Si le montant de la provision allouée en référé n’a d’autre limite que le montant non sérieusement contestable de la dette alléguée, il doit conserver un caractère provisionnel à savoir celui d’une avance dont le montant est, d’une part, destiné à permettre de faire face à des frais justifiés par le demandeur et, d’autre part, à valoir sur la liquidation de son préjudice au regard du montant des indemnités susceptibles d’être retenu.
En l’espèce, il résulte des éléments produits que les circonstances de l’accident ne sont pas sérieusement contestables, et qu’à ce stade l’exclusion du droit à indemnisation n’est pas établie avec l’évidence requise en référé.

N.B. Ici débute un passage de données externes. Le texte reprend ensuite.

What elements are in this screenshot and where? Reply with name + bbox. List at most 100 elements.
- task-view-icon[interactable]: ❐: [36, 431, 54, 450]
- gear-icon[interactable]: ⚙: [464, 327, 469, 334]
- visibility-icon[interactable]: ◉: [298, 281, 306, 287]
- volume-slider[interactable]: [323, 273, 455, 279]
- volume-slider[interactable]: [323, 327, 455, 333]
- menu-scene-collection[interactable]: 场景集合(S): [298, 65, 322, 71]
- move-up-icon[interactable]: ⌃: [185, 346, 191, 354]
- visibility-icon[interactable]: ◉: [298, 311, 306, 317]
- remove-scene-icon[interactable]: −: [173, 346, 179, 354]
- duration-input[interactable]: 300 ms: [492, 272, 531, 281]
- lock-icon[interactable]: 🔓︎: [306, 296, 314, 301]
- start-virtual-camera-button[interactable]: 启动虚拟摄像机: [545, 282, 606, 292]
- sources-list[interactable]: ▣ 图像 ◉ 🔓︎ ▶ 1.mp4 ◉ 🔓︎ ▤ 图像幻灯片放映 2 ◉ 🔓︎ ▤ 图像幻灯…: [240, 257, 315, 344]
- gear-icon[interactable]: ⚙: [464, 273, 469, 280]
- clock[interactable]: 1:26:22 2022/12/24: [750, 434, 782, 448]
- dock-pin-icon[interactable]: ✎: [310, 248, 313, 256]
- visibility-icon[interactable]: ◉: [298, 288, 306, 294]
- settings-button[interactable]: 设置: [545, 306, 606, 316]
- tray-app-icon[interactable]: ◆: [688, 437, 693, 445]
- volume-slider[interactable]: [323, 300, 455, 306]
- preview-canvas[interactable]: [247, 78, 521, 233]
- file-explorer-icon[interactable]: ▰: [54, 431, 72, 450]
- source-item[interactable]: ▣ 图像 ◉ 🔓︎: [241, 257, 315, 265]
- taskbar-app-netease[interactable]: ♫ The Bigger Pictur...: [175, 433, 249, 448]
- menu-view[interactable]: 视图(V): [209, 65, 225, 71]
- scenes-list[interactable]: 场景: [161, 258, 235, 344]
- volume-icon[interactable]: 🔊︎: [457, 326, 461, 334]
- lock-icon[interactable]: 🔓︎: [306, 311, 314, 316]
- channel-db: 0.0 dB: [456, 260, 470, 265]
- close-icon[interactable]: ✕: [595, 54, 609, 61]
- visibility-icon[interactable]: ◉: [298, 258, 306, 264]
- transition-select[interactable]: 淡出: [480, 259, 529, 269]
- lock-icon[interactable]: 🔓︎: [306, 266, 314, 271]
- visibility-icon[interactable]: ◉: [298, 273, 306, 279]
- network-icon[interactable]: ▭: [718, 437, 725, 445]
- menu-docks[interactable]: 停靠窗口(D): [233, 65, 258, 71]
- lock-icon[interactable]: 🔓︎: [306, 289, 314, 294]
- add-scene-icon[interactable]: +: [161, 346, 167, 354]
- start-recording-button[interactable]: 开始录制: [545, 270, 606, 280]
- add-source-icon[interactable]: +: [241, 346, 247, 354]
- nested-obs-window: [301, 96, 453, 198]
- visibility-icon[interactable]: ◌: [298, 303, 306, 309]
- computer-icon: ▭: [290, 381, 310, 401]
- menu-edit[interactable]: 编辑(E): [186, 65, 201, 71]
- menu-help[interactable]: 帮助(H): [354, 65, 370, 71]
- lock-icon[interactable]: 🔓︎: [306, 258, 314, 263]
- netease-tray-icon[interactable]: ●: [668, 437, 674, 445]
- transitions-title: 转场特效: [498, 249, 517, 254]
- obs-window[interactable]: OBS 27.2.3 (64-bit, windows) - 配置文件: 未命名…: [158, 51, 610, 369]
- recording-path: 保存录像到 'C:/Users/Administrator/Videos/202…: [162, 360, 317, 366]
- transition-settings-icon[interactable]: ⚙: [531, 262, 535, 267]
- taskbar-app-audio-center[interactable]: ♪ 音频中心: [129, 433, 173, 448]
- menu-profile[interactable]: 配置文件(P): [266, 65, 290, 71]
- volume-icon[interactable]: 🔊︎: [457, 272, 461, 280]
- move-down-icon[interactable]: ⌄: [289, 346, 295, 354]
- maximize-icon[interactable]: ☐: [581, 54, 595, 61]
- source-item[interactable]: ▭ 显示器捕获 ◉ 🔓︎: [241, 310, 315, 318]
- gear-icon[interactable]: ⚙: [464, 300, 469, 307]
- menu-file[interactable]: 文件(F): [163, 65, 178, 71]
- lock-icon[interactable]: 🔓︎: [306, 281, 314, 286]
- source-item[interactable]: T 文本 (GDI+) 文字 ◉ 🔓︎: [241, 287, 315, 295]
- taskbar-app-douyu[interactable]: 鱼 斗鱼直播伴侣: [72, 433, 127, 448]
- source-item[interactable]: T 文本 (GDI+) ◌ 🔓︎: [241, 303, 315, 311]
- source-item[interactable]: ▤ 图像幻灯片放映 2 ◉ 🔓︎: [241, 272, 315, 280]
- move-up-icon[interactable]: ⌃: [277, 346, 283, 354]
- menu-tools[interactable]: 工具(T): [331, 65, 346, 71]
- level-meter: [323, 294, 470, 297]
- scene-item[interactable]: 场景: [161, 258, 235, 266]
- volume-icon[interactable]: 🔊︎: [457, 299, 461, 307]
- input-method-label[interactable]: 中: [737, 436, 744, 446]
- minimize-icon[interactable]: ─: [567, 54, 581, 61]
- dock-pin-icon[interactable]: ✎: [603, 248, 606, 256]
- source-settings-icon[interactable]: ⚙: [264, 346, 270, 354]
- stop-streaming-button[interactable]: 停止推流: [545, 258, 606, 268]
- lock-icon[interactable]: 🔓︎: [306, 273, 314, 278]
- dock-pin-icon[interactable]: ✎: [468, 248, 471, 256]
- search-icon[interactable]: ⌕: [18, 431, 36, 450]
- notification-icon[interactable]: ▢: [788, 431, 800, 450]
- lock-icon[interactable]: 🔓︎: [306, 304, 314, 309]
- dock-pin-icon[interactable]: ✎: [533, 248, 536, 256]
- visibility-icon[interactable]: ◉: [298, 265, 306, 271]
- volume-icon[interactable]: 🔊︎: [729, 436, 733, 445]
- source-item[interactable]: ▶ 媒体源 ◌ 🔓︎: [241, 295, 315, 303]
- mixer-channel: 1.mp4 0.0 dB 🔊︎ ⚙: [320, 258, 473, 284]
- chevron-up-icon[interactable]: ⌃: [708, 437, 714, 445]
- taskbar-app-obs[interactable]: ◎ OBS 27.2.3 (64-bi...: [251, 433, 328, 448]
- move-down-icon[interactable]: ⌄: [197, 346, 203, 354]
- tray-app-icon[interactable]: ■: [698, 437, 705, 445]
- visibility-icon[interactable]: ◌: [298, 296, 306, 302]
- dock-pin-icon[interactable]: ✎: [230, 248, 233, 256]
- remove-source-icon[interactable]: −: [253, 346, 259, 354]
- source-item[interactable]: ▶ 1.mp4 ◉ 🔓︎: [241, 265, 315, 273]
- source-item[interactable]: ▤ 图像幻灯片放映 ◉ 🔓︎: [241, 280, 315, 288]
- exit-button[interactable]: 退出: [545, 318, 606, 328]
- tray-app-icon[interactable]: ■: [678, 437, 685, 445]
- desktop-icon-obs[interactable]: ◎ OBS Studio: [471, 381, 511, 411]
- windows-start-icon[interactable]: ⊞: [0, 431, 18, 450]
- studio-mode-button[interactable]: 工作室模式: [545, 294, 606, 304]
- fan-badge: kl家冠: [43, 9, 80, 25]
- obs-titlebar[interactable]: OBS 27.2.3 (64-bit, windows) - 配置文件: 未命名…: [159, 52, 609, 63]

Les préjudices de la victime ne sont pas non plus contestables.
Il y a lieu en conséquence convient de condamner la société [Adresse 9] à verser à Mme [I] [T] la somme de 10 000 euros à titre de provision.
Il y a lieu de déclarer commune à la Caisse d’assurance maladie des industries électriques et gazières (CAMIEG) la présente ordonnance.
Sur les frais irrépétibles et les dépens
Au stade de l’expertise, aucune des parties n’est considérée comme succombante, il n’y a donc pas lieu de faire application de l’article 700 du code de procédure civile.
L’équité et la situation économique des parties commandent l’application de l’article 700 du code de procédure civile ; il convient de condamner la société [Adresse 9] à verser à Mme [I] [T] la somme de 1000 euros à ce titre.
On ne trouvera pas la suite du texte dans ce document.